In A Disturbing Trend In America, I described how the relentless "campaign to defend the status quo at all costs and to sustain the unsustainable" (Jim Kunstler's words) has broadened and deepened over the last three years. For environmental issues, this trend means that concern with these has diminished, and the dominance of mainstream politics and policies meant to foster economic growth has grown.
Today I noticed yet another sign that this disturbing trend is trending along. The New York Times Green Blog, which was created in 2010 to cover environmental issues, is being discontinued. On March 1, this post appeared—
The Times is discontinuing the Green blog, which was created to track environmental and energy news and to foster lively discussion of developments in both areas. This change will allow us to direct production resources to other online projects. But we’ll forge ahead with our aggressive reporting on environmental and energy topics, including climate change, land use, threatened ecosystems, government policy, the fossil fuel industries, the growing renewables sector and consumer choices.
Thanks to all of our readers.
On that same day, additional information was released.
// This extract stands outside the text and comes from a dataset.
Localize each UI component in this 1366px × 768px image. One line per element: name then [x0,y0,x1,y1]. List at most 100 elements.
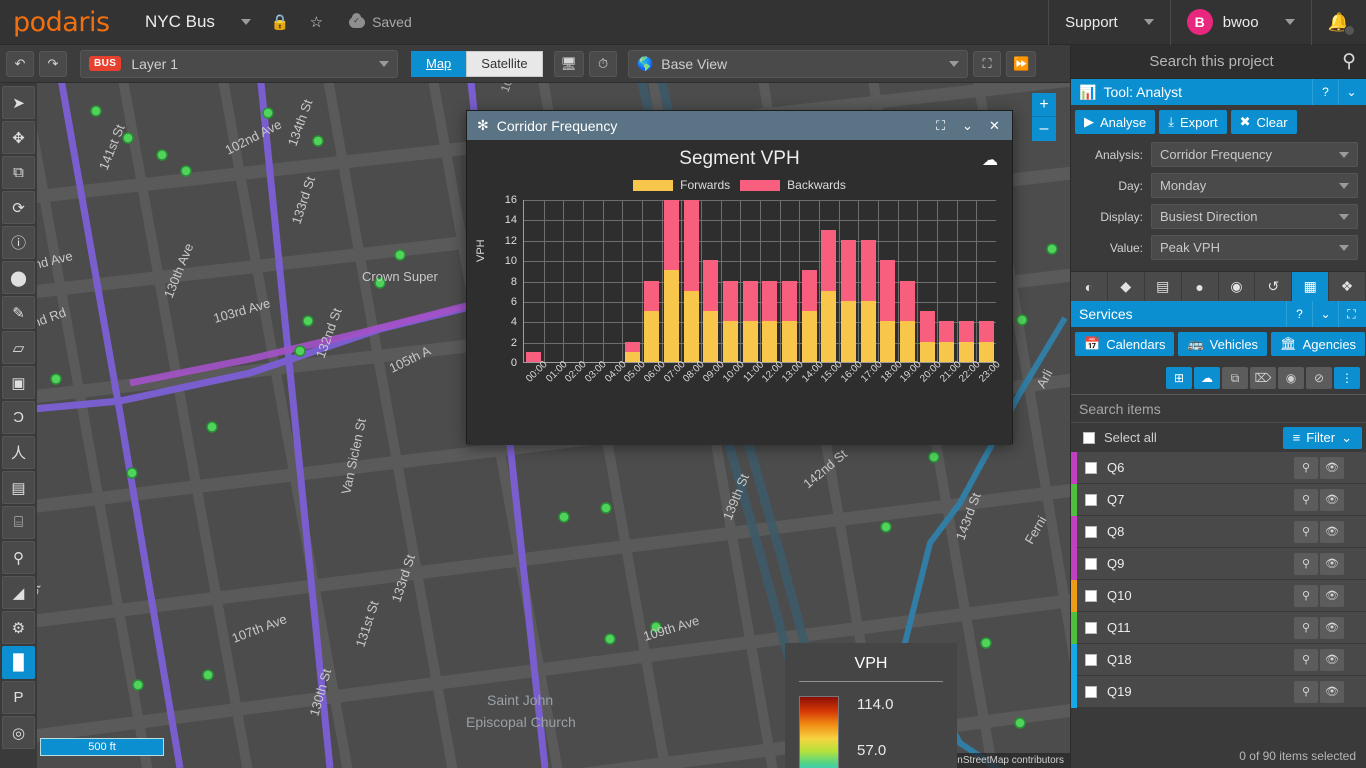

We’re moving, but we’ll only be a mouse-click away.
Please watch for environmental policy news on the Caucus blog and energy technology news on the Bits blog.
You can also follow many of us on Twitter: [list of blogger Twitter accounts]
Please note that the Causus blog is a run-of-the-mill political blog where enviromental issues will be lost in the shuffle of the usual partisan bickering, dysfunction and corruption. The Bits blog is a standard business technology blog, and thus we see that energy technology has been lumped together with cell phones, Facebook, iPads, robots, missions to Mars, and other stuff which consumes energy, but does not produce it.
On March 6, there was an addendum.
As we wind down this blog, readers have asked how best to follow The Times’s ongoing coverage of the environment.
Articles we publish on the subject will appear online on our environment page and in our Twitter feed for environment stories, @nytenvironment. Our colleague in Op-Ed, Andrew Revkin, has created a list of the Twitter accounts of former Green blog contributors called “Green Blog Voices.” Mr. Revkin’s own blog, DotEarth, remains a source for perspective on environmental concerns.
Coverage of the environment, energy and climate change will continue across a variety of desks and platforms at The Times, including Science, National and Business Day.
In short, with the exception of Revkin's DotEarth blog—Revkin is in Op-Ed—New York Times coverage of the environment has been scaled back considerably. If you want to be alerted that a story has been published, you need to follow the former Green bloggers on Twitter.
You may say that this was not a big loss, and in the big scheme of things, it is not. However, all these little losses add up. And when you add up all these small losses, by the time you get to 2020—to pick a future date—there will be literally nothing left to lose.
That's why I have stepped up my environmental coverage on DOTE.
And the meaning of it all?
It means the humans are giving up, which was a foreseeable event. The signal is getting clearer and clearer with each passing day — the message we are meant to get says Fuck The Earth, as humans plow full-speed ahead with their growth plans in the years to come.
Do you know why I quit hiking in the Rockies when I lived in Colorado? Well, one reason was that there was no place to park at the trailhead.
I think you are absolutely correct. Given a choice between 'exciting' GDP growth hopium or 'depressing' environmental news, people want the former. I believe even folks that don't have the intellectual understanding that perpetual growth can't go on forever on a finite earth have a queasy sense that something wrong is going on. They may not grasp all of it, but they sense they're screwed and tune out the bad news.